Li Jialian, Chen Zulu, Zhu Yuxi, Li Gui, Li Yanwei, Lan Rui, Zuo Zhong
Department of Cardiology, The First Affiliated Hospital of Chongqing Medical University, Chongqing, 400016, China.
Department of Oncology, The First Affiliated Hospital of Chongqing Medical University, Chongqing, 400016, China.
Cardiovasc Toxicol. 2025 Apr 10. doi: 10.1007/s12012-025-09990-6.

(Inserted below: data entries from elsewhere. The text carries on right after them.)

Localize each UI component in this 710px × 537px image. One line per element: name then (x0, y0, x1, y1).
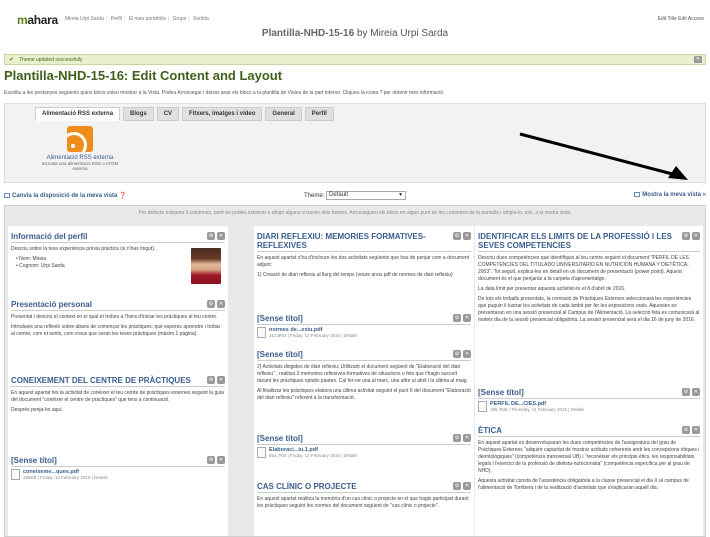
view-title: Plantilla-NHD-15-16 by Mireia Urpi Sarda (261, 28, 449, 39)
settings-icon[interactable]: ⚙ (453, 232, 461, 240)
settings-icon[interactable]: ⚙ (207, 232, 215, 240)
delete-icon[interactable]: ✕ (692, 388, 700, 396)
settings-icon[interactable]: ⚙ (682, 426, 690, 434)
block-title: CAS CLÍNIC O PROJECTE (257, 482, 471, 493)
block-tabs: Alimentació RSS externa Blogs CV Fitxers… (35, 107, 334, 121)
check-icon: ✔ (9, 57, 15, 63)
settings-icon[interactable]: ⚙ (453, 482, 461, 490)
block-presentation[interactable]: Presentació personal ⚙ ✕ Presentat i desc… (11, 300, 225, 338)
file-item[interactable]: PERFIL DE...CIES.pdf 185.7KB | Thursday, … (478, 401, 700, 415)
delete-icon[interactable]: ✕ (463, 314, 471, 322)
theme-select[interactable]: Default ▼ (326, 191, 407, 200)
settings-icon[interactable]: ⚙ (682, 388, 690, 396)
delete-icon[interactable]: ✕ (217, 300, 225, 308)
tab-cv[interactable]: CV (156, 107, 180, 121)
block-title: [Sense títol] (257, 350, 471, 361)
block-diary[interactable]: DIARI REFLEXIU: MEMORIES FORMATIVES-REFL… (257, 232, 471, 279)
tab-profile[interactable]: Perfil (304, 107, 334, 121)
rss-block-type[interactable]: Alimentació RSS externa Incrusta una ali… (37, 126, 123, 171)
block-title: CONEIXEMENT DEL CENTRE DE PRÀCTIQUES (11, 376, 225, 387)
view-icon (634, 192, 641, 197)
settings-icon[interactable]: ⚙ (453, 350, 461, 358)
delete-icon[interactable]: ✕ (463, 350, 471, 358)
nav-logout[interactable]: Sortida (193, 16, 209, 22)
block-profile[interactable]: Informació del perfil ⚙ ✕ Descriu sobre l… (11, 232, 225, 284)
block-untitled[interactable]: [Sense títol] ⚙ ✕ coneixeme...ques.pdf 286… (11, 456, 225, 483)
tab-general[interactable]: General (265, 107, 302, 121)
tab-rss[interactable]: Alimentació RSS externa (35, 107, 121, 121)
canvas-hint: Per defecte trobareu 3 columnes, però en… (138, 210, 572, 216)
close-icon[interactable]: ✕ (694, 56, 702, 63)
delete-icon[interactable]: ✕ (217, 376, 225, 384)
top-bar: mahara Mireia Urpi Sarda | Perfil | El meu… (0, 0, 710, 39)
tab-files[interactable]: Fitxers, imatges i vídeo (182, 107, 263, 121)
intro-text: Escolliu a les pestanyes següents quins … (4, 90, 445, 96)
tab-blogs[interactable]: Blogs (123, 107, 154, 121)
avatar (191, 248, 221, 284)
block-title: IDENTIFICAR ELS LIMITS DE LA PROFESSIÓ I… (478, 232, 700, 252)
file-icon (257, 447, 266, 458)
rss-icon (67, 126, 93, 152)
block-title: Informació del perfil (11, 232, 225, 243)
block-title: [Sense títol] (257, 314, 471, 325)
nav-user[interactable]: Mireia Urpi Sarda (65, 16, 104, 22)
file-icon (478, 401, 487, 412)
column-2: DIARI REFLEXIU: MEMORIES FORMATIVES-REFL… (254, 226, 474, 536)
block-center[interactable]: CONEIXEMENT DEL CENTRE DE PRÀCTIQUES ⚙ ✕ … (11, 376, 225, 414)
settings-icon[interactable]: ⚙ (453, 434, 461, 442)
file-icon (11, 469, 20, 480)
nav-portfolio[interactable]: El meu portafolis (129, 16, 166, 22)
delete-icon[interactable]: ✕ (692, 232, 700, 240)
block-ethics[interactable]: ÈTICA ⚙ ✕ En aquest apartat es desenvolup… (478, 426, 700, 492)
annotation-arrow (519, 132, 688, 180)
file-item[interactable]: normes de...exiu.pdf 312.9KB | Friday, 12… (257, 327, 471, 341)
settings-icon[interactable]: ⚙ (207, 300, 215, 308)
block-clinical[interactable]: CAS CLÍNIC O PROJECTE ⚙ ✕ En aquest apart… (257, 482, 471, 510)
view-toolbar: Canvia la disposició de la meva vista ❓ … (4, 190, 706, 202)
view-canvas: Per defecte trobareu 3 columnes, però en… (4, 205, 706, 537)
rss-block-desc: Incrusta una alimentació RSS o ATOM exte… (41, 161, 119, 171)
show-view-link[interactable]: Mostra la meva vista » (634, 192, 706, 198)
column-1: Informació del perfil ⚙ ✕ Descriu sobre l… (8, 226, 228, 536)
block-title: [Sense títol] (11, 456, 225, 467)
column-3: IDENTIFICAR ELS LIMITS DE LA PROFESSIÓ I… (475, 226, 703, 536)
edit-links[interactable]: Edit Title Edit Access (658, 16, 704, 22)
settings-icon[interactable]: ⚙ (453, 314, 461, 322)
theme-selector: Theme: Default ▼ (304, 191, 407, 200)
delete-icon[interactable]: ✕ (217, 232, 225, 240)
block-title: Presentació personal (11, 300, 225, 311)
delete-icon[interactable]: ✕ (463, 434, 471, 442)
block-untitled[interactable]: [Sense títol] ⚙ ✕ 2) Activitats dirigides… (257, 350, 471, 402)
file-item[interactable]: Elaboraci...iu.1.pdf 554.7KB | Friday, 12… (257, 447, 471, 461)
delete-icon[interactable]: ✕ (463, 482, 471, 490)
block-title: ÈTICA (478, 426, 700, 437)
block-title: [Sense títol] (478, 388, 700, 399)
delete-icon[interactable]: ✕ (692, 426, 700, 434)
change-layout-link[interactable]: Canvia la disposició de la meva vista ❓ (4, 192, 127, 199)
block-untitled[interactable]: [Sense títol] ⚙ ✕ PERFIL DE...CIES.pdf 185… (478, 388, 700, 415)
file-item[interactable]: coneixeme...ques.pdf 286KB | Friday, 12 F… (11, 469, 225, 483)
delete-icon[interactable]: ✕ (217, 456, 225, 464)
delete-icon[interactable]: ✕ (463, 232, 471, 240)
block-limits[interactable]: IDENTIFICAR ELS LIMITS DE LA PROFESSIÓ I… (478, 232, 700, 324)
settings-icon[interactable]: ⚙ (207, 456, 215, 464)
block-title: [Sense títol] (257, 434, 471, 445)
settings-icon[interactable]: ⚙ (682, 232, 690, 240)
user-nav: Mireia Urpi Sarda | Perfil | El meu portaf… (65, 16, 209, 22)
mahara-logo[interactable]: mahara (17, 13, 58, 27)
chevron-down-icon: ▼ (398, 192, 404, 198)
help-icon[interactable]: ❓ (119, 193, 126, 199)
page-title: Plantilla-NHD-15-16: Edit Content and La… (4, 68, 283, 83)
layout-icon (4, 192, 10, 198)
block-untitled[interactable]: [Sense títol] ⚙ ✕ Elaboraci...iu.1.pdf 554… (257, 434, 471, 461)
file-icon (257, 327, 266, 338)
nav-profile[interactable]: Perfil (111, 16, 122, 22)
settings-icon[interactable]: ⚙ (207, 376, 215, 384)
block-title: DIARI REFLEXIU: MEMORIES FORMATIVES-REFL… (257, 232, 471, 252)
block-untitled[interactable]: [Sense títol] ⚙ ✕ normes de...exiu.pdf 312… (257, 314, 471, 341)
nav-groups[interactable]: Grups (173, 16, 187, 22)
success-message: ✔ Theme updated successfully ✕ (4, 54, 706, 65)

Immune Checkpoint Inhibitor (ICI)-related cardiotoxicity has a high mortality rate, making early prediction crucial for improving patient prognosis. However, early prediction models are currently lacking in clinical practice. This study aims to develop an early prediction model for ICI-related cardiotoxicity using the eXtreme Gradient Boosting (XGBoost) algorithm. Retrospective analysis was conducted on patients who received ICI therapy between January 2020 and December 2023. The population was categorized into a cardiotoxicity group and a non-cardiotoxicity group based on the presence of cardiac biomarkers and electrocardiogram abnormalities that could not be attributed to other diseases within 30 days after initiation ICI therapy. The dataset was split into training (70%) and testing (30%) sets. Logistic Regression (LR), Random Forest (RF), and XGBoost models were constructed in Python, with variables selected based on each model's characteristics. The models were compared based on predictive performance, which was measured by area under the curve (AUC) and decision curve analysis (DCA). The best model was explained using SHapley Additive exPlanation (SHAP). A total of 419 patients were included. The XGBoost model demonstrated the highest predictive performance with an AUC of 0.83, outperforming LR (AUC: 0.80) and RF (AUC: 0.74) models. DCA confirmed the XGBoost model's superior net benefit. Among the selected predictors, cardiac troponin T (cTnT) emerged as the most important variable, demonstrating the highest feature importance. The XGBoost model proposed could assist clinicians in personalized risk stratification for patients on ICI therapy, facilitating precise monitoring of cardiotoxicity and tailored treatment strategies.
免疫检查点抑制剂(ICI)相关的心脏毒性死亡率很高,因此早期预测对于改善患者预后至关重要。然而,目前临床实践中缺乏早期预测模型。本研究旨在使用极端梯度提升(XGBoost)算法开发一种用于ICI相关心脏毒性的早期预测模型。对2020年1月至2023年12月期间接受ICI治疗的患者进行回顾性分析。根据ICI治疗开始后30天内出现的无法归因于其他疾病的心脏生物标志物和心电图异常情况,将患者分为心脏毒性组和非心脏毒性组。数据集被分为训练集(70%)和测试集(30%)。在Python中构建逻辑回归(LR)、随机森林(RF)和XGBoost模型,并根据每个模型的特点选择变量。基于预测性能对模型进行比较,预测性能通过曲线下面积(AUC)和决策曲线分析(DCA)来衡量。使用SHapley加性解释(SHAP)对最佳模型进行解释。共纳入419例患者。XGBoost模型表现出最高的预测性能,AUC为0.83,优于LR模型(AUC:0.80)和RF模型(AUC:0.74)。DCA证实了XGBoost模型具有更高的净效益。在所选的预测因素中,心肌肌钙蛋白T(cTnT)成为最重要的变量,显示出最高的特征重要性。所提出的XGBoost模型可以帮助临床医生对接受ICI治疗的患者进行个性化风险分层,便于对心脏毒性进行精确监测并制定针对性的治疗策略。